Quick answer. RCS works by sending messages over the internet (Wi-Fi or mobile data) through the phone’s native messaging app, instead of over the legacy cellular text channel. When two devices both support RCS, the message is delivered richly — with images, buttons, and read receipts. When the recipient can’t receive RCS, the message automatically falls back to SMS or MMS, so it still arrives. The standard that defines all of this is the GSMA’s RCS Universal Profile.
Technically, the messaging app performs a capability check to see whether the recipient can receive RCS. If yes, the content is sent over IP through an RCS backend (Google’s Jibe platform powers most of the world, alongside carrier deployments). If no, it downgrades gracefully to SMS/MMS.

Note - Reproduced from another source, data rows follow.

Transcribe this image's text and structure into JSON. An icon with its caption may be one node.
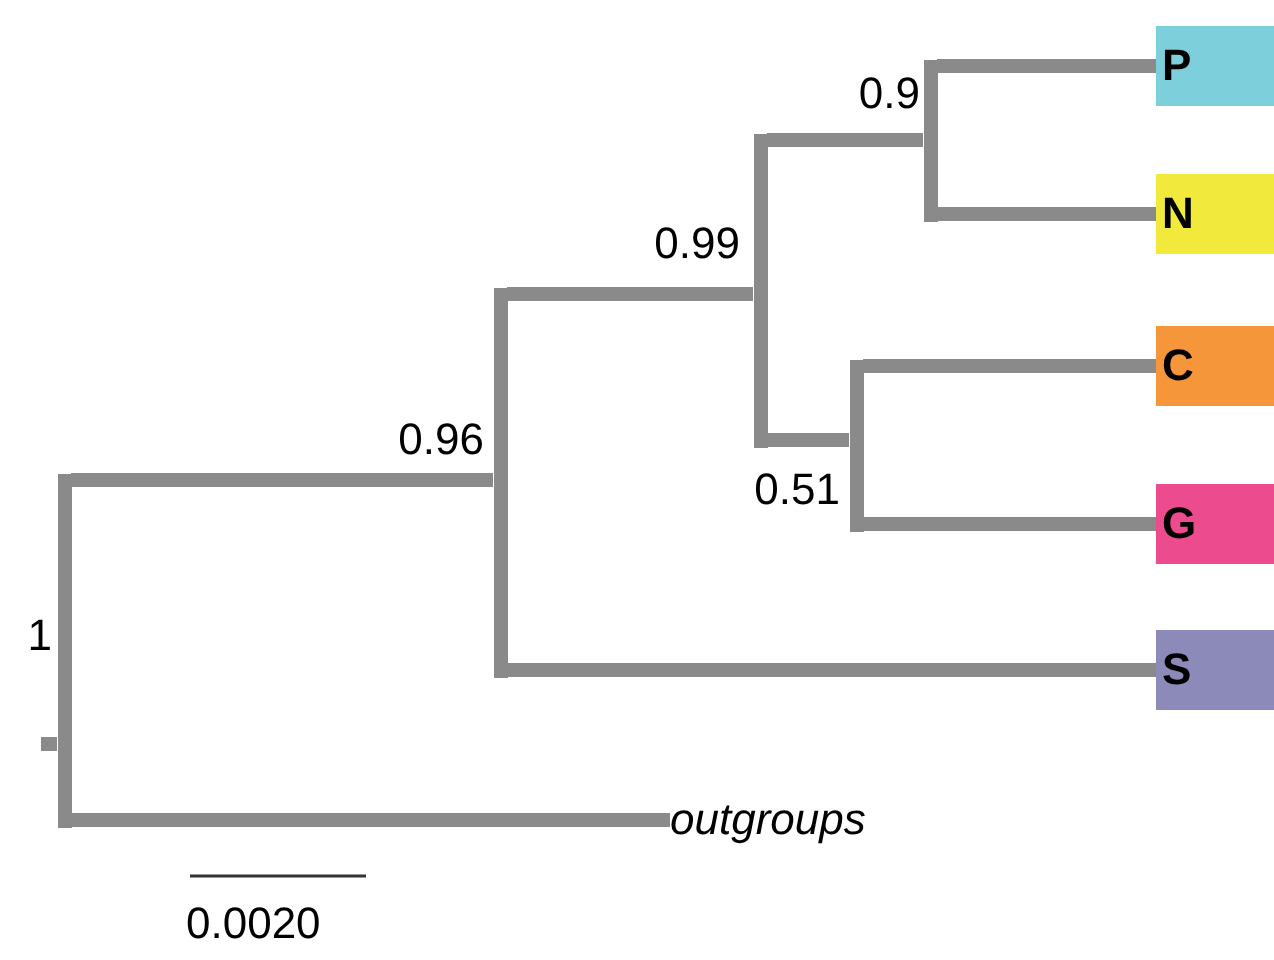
{
  "diagram": {
    "nodes": [
      {
        "text": [],
        "shape": "bar",
        "beside": [
          "1"
        ]
      },
      {
        "text": [],
        "shape": "bar",
        "beside": [
          "0.96"
        ]
      },
      {
        "text": [],
        "shape": "bar",
        "beside": [
          "0.99"
        ]
      },
      {
        "text": [],
        "shape": "bar",
        "beside": [
          "0.9"
        ]
      },
      {
        "text": [
          "P"
        ]
      },
      {
        "text": [
          "N"
        ]
      },
      {
        "text": [],
        "shape": "bar",
        "beside": [
          "0.51"
        ]
      },
      {
        "text": [
          "C"
        ]
      },
      {
        "text": [
          "G"
        ]
      },
      {
        "text": [
          "S"
        ]
      },
      {
        "text": [
          "outgroups"
        ]
      }
    ],
    "edges": [
      {
        "from": null,
        "to": 0,
        "arrow": "none"
      },
      {
        "from": 0,
        "to": 1,
        "arrow": "none"
      },
      {
        "from": 0,
        "to": 10,
        "arrow": "none"
      },
      {
        "from": 1,
        "to": 2,
        "arrow": "none"
      },
      {
        "from": 1,
        "to": 9,
        "arrow": "none"
      },
      {
        "from": 2,
        "to": 3,
        "arrow": "none"
      },
      {
        "from": 2,
        "to": 6,
        "arrow": "none"
      },
      {
        "from": 3,
        "to": 4,
        "arrow": "none"
      },
      {
        "from": 3,
        "to": 5,
        "arrow": "none"
      },
      {
        "from": 6,
        "to": 7,
        "arrow": "none"
      },
      {
        "from": 6,
        "to": 8,
        "arrow": "none"
      }
    ],
    "labels": [
      "0.0020"
    ]
  }
}
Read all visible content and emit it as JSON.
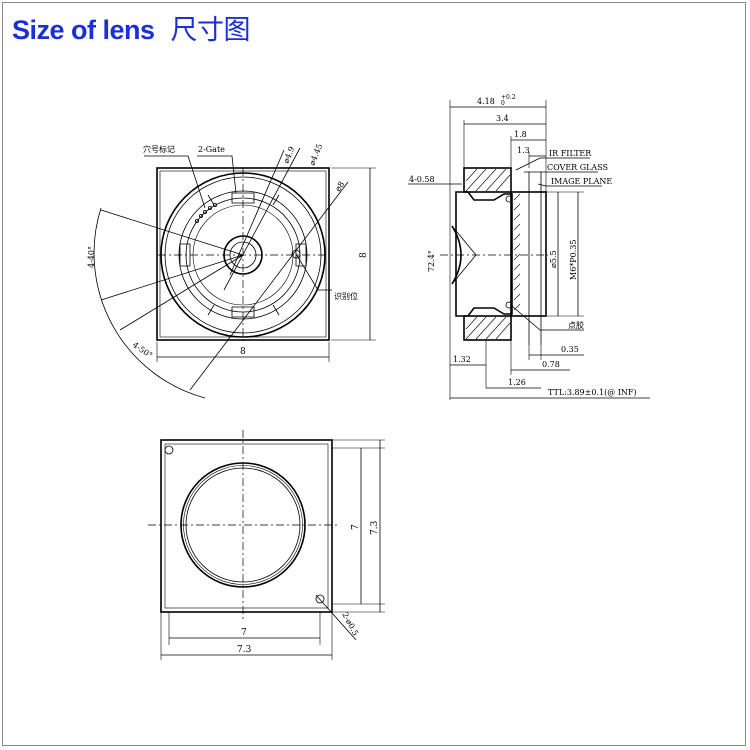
{
  "title": {
    "main": "Size of lens",
    "cn": "尺寸图"
  },
  "front": {
    "label_hole_mark": "穴号标记",
    "label_gate": "2-Gate",
    "dia_49": "⌀4.9",
    "dia_445": "⌀4.45",
    "dia_8": "⌀8",
    "angle_40": "4-40°",
    "angle_50": "4-50°",
    "label_ident": "识别位",
    "dim_width": "8",
    "dim_height": "8"
  },
  "side": {
    "dim_418": "4.18",
    "dim_418_tol": "+0.2",
    "dim_418_tol2": "0",
    "dim_34": "3.4",
    "dim_18": "1.8",
    "dim_13": "1.3",
    "ir_filter": "IR FILTER",
    "cover_glass": "COVER GLASS",
    "image_plane": "IMAGE PLANE",
    "dim_058": "4-0.58",
    "fov": "72.4°",
    "dia_55": "⌀5.5",
    "thread": "M6*P0.35",
    "dianjiao": "点胶",
    "dim_035": "0.35",
    "dim_132": "1.32",
    "dim_078": "0.78",
    "dim_126": "1.26",
    "ttl": "TTL:3.89±0.1(@ INF)"
  },
  "bottom": {
    "dim_7h": "7",
    "dim_73h": "7.3",
    "dim_7w": "7",
    "dim_73w": "7.3",
    "hole": "2-⌀0.5"
  }
}
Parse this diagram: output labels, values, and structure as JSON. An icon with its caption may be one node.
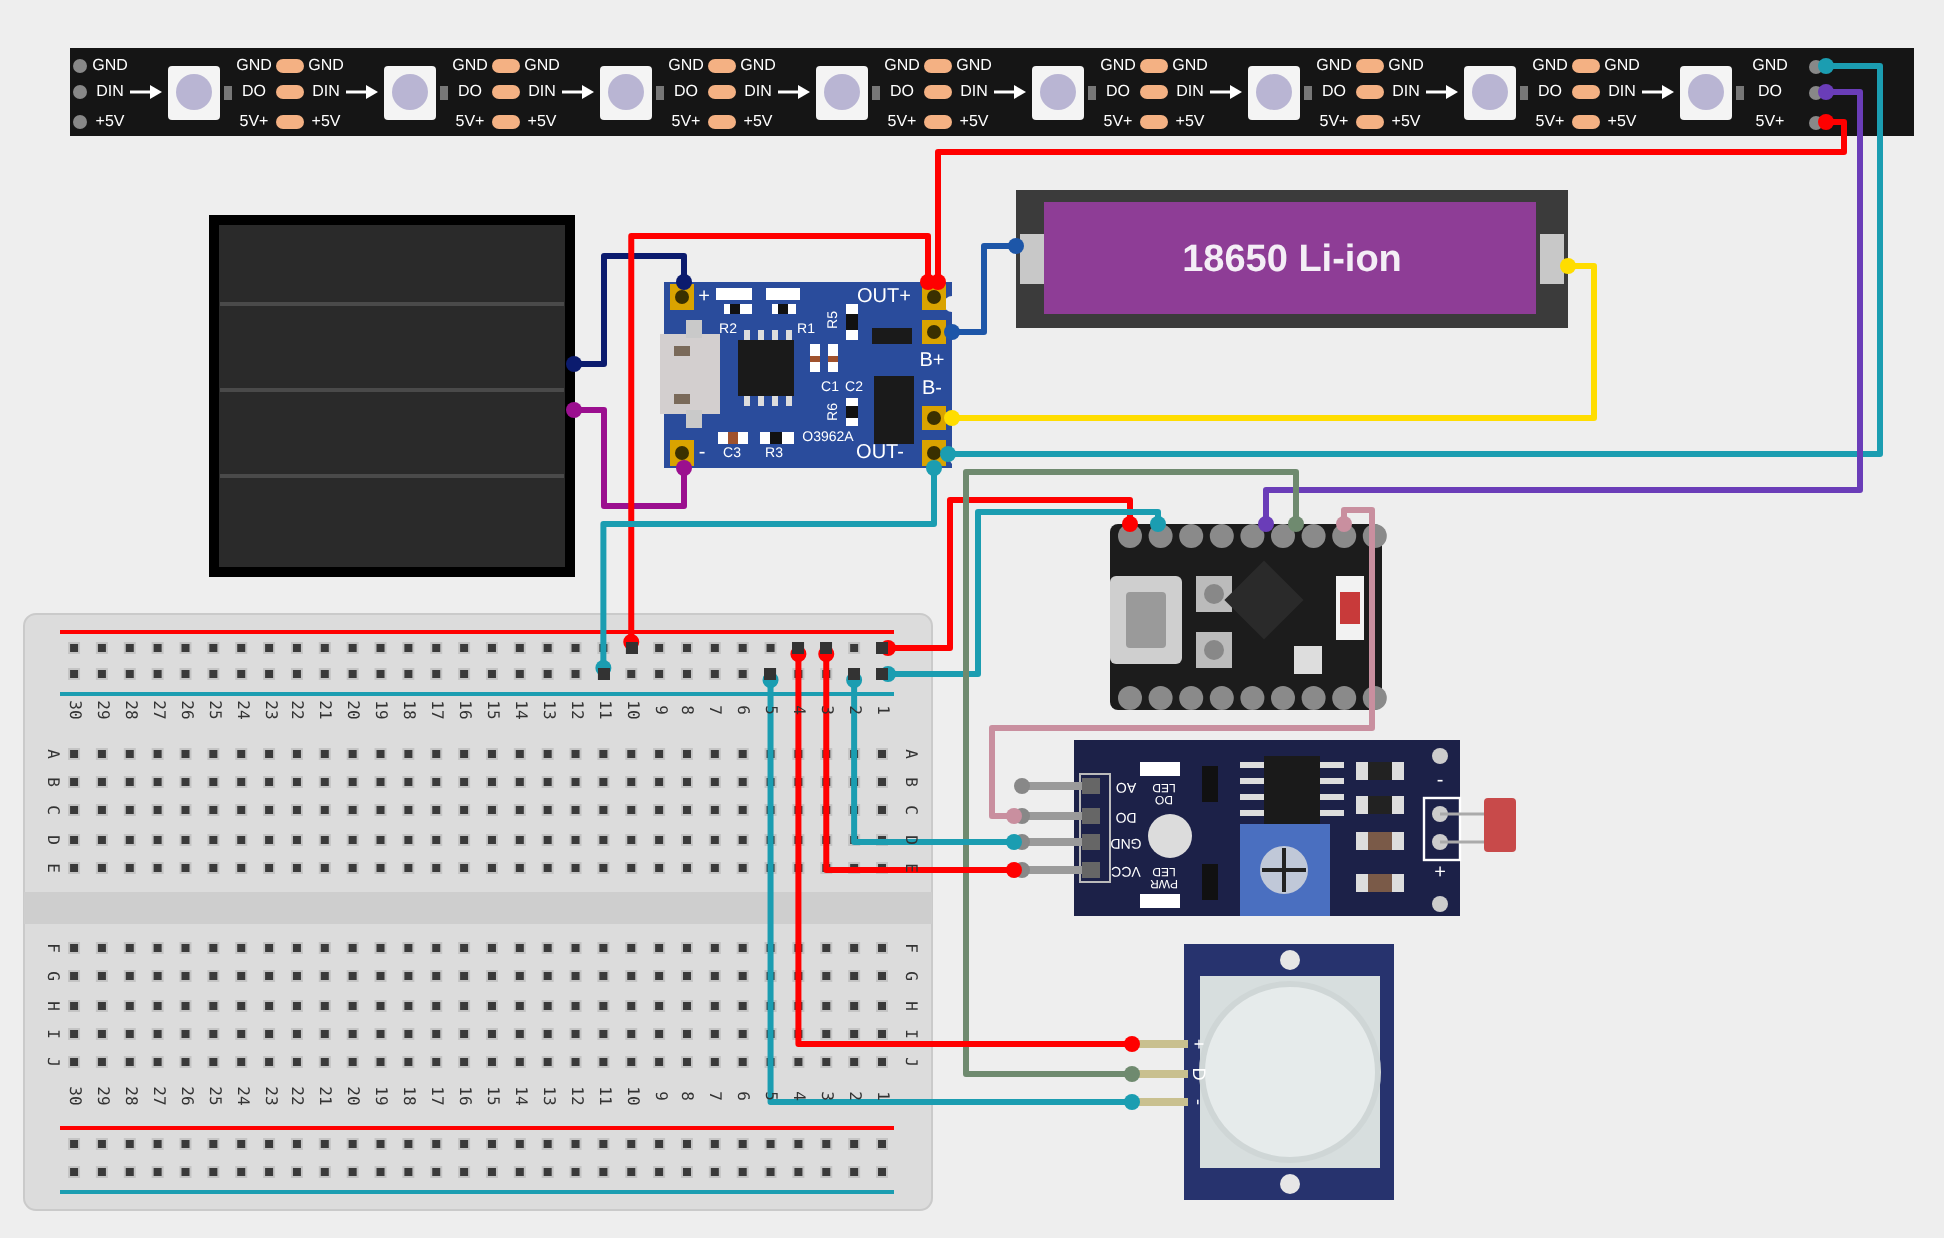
{
  "diagram": {
    "nodes": [
      {
        "text": [
          "GND",
          "DIN",
          "+5V",
          "GND",
          "DO",
          "5V+",
          "GND",
          "DIN",
          "+5V",
          "GND",
          "DO",
          "5V+",
          "GND",
          "DIN",
          "+5V",
          "GND",
          "DO",
          "5V+",
          "GND",
          "DIN",
          "+5V",
          "GND",
          "DO",
          "5V+",
          "GND",
          "DIN",
          "+5V",
          "GND",
          "DO",
          "5V+",
          "GND",
          "DIN",
          "+5V",
          "GND",
          "DO",
          "5V+",
          "GND",
          "DIN",
          "+5V",
          "GND",
          "DO",
          "5V+",
          "GND",
          "DIN",
          "+5V"
        ]
      },
      {
        "text": [
          "GND"
        ],
        "in": 0
      },
      {
        "text": [
          "DO"
        ],
        "in": 0
      },
      {
        "text": [
          "5V+"
        ],
        "in": 0
      },
      {
        "text": [],
        "shape": "picture"
      },
      {
        "text": [
          "R2",
          "R1",
          "R5",
          "C1",
          "C2",
          "R6",
          "C3",
          "R3",
          "O3962A"
        ]
      },
      {
        "text": [
          "+"
        ],
        "in": 5
      },
      {
        "text": [
          "OUT+"
        ],
        "in": 5
      },
      {
        "text": [
          "B+"
        ],
        "in": 5
      },
      {
        "text": [
          "B-"
        ],
        "in": 5
      },
      {
        "text": [
          "-"
        ],
        "in": 5
      },
      {
        "text": [
          "OUT-"
        ],
        "in": 5
      },
      {
        "text": [
          "18650 Li-ion"
        ]
      },
      {
        "text": [],
        "shape": "picture"
      },
      {
        "text": [
          "30",
          "29",
          "28",
          "27",
          "26",
          "25",
          "24",
          "23",
          "22",
          "21",
          "20",
          "19",
          "18",
          "17",
          "16",
          "15",
          "14",
          "13",
          "12",
          "11",
          "10",
          "9",
          "8",
          "7",
          "6",
          "5",
          "4",
          "3",
          "2",
          "1",
          "A",
          "A",
          "B",
          "B",
          "C",
          "C",
          "D",
          "D",
          "E",
          "E",
          "F",
          "F",
          "G",
          "G",
          "H",
          "H",
          "I",
          "I",
          "J",
          "J",
          "30",
          "29",
          "28",
          "27",
          "26",
          "25",
          "24",
          "23",
          "22",
          "21",
          "20",
          "19",
          "18",
          "17",
          "16",
          "15",
          "14",
          "13",
          "12",
          "11",
          "10",
          "9",
          "8",
          "7",
          "6",
          "5",
          "4",
          "3",
          "2",
          "1"
        ]
      },
      {
        "text": [],
        "shape": "box",
        "in": 14
      },
      {
        "text": [],
        "shape": "box",
        "in": 14
      },
      {
        "text": [],
        "shape": "box",
        "in": 14
      },
      {
        "text": [],
        "shape": "box",
        "in": 14
      },
      {
        "text": [],
        "shape": "box",
        "in": 14
      },
      {
        "text": [],
        "shape": "box",
        "in": 14
      },
      {
        "text": [],
        "shape": "box",
        "in": 14
      },
      {
        "text": [],
        "shape": "box",
        "in": 14
      },
      {
        "text": [
          "DO LED",
          "PWR LED",
          "-",
          "+"
        ]
      },
      {
        "text": [
          "AO"
        ]
      },
      {
        "text": [
          "DO"
        ]
      },
      {
        "text": [
          "GND"
        ]
      },
      {
        "text": [
          "VCC"
        ]
      },
      {
        "text": [],
        "shape": "picture"
      },
      {
        "text": [
          "+"
        ]
      },
      {
        "text": [
          "D"
        ]
      },
      {
        "text": [
          "-"
        ]
      }
    ],
    "edges": [
      {
        "from": 1,
        "to": 11,
        "arrow": "other",
        "color": "#1b9db1"
      },
      {
        "from": 2,
        "to": 13,
        "arrow": "other",
        "color": "#6a3db8"
      },
      {
        "from": 3,
        "to": 7,
        "arrow": "other",
        "color": "#ff0000"
      },
      {
        "from": 4,
        "to": 6,
        "arrow": "other",
        "color": "#0b1b6e"
      },
      {
        "from": 4,
        "to": 10,
        "arrow": "other",
        "color": "#9b0f8f"
      },
      {
        "from": 8,
        "to": 12,
        "arrow": "other",
        "color": "#1d56a8"
      },
      {
        "from": 9,
        "to": 12,
        "arrow": "other",
        "color": "#ffdd00"
      },
      {
        "from": 7,
        "to": 16,
        "arrow": "other",
        "color": "#ff0000"
      },
      {
        "from": 11,
        "to": 15,
        "arrow": "other",
        "color": "#1b9db1"
      },
      {
        "from": 21,
        "to": 13,
        "arrow": "other",
        "color": "#ff0000"
      },
      {
        "from": 22,
        "to": 13,
        "arrow": "other",
        "color": "#1b9db1"
      },
      {
        "from": 13,
        "to": 30,
        "arrow": "other",
        "color": "#6f8a6f"
      },
      {
        "from": 13,
        "to": 25,
        "arrow": "other",
        "color": "#c98f9f"
      },
      {
        "from": 20,
        "to": 26,
        "arrow": "other",
        "color": "#1b9db1"
      },
      {
        "from": 19,
        "to": 27,
        "arrow": "other",
        "color": "#ff0000"
      },
      {
        "from": 18,
        "to": 29,
        "arrow": "other",
        "color": "#ff0000"
      },
      {
        "from": 17,
        "to": 31,
        "arrow": "other",
        "color": "#1b9db1"
      }
    ]
  }
}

For business messaging, the path adds a step: a brand’s message goes from the business (or its platform, like SimplyRCS) to the RCS backend as a verified RCS agent, then to the customer’s inbox — with the same SMS/MMS fallback guaranteeing delivery.
Key facts
- Transport: IP-based, not the cellular voice/SMS channel — which is why RCS needs a data connection.
- Backbone: Google’s Jibe platform operates RCS for most carriers and for Google Messages; Apple Messages connects via supporting carriers.
- Fallback: SMS/MMS is the universal safety net and the reason RCS never costs you reach.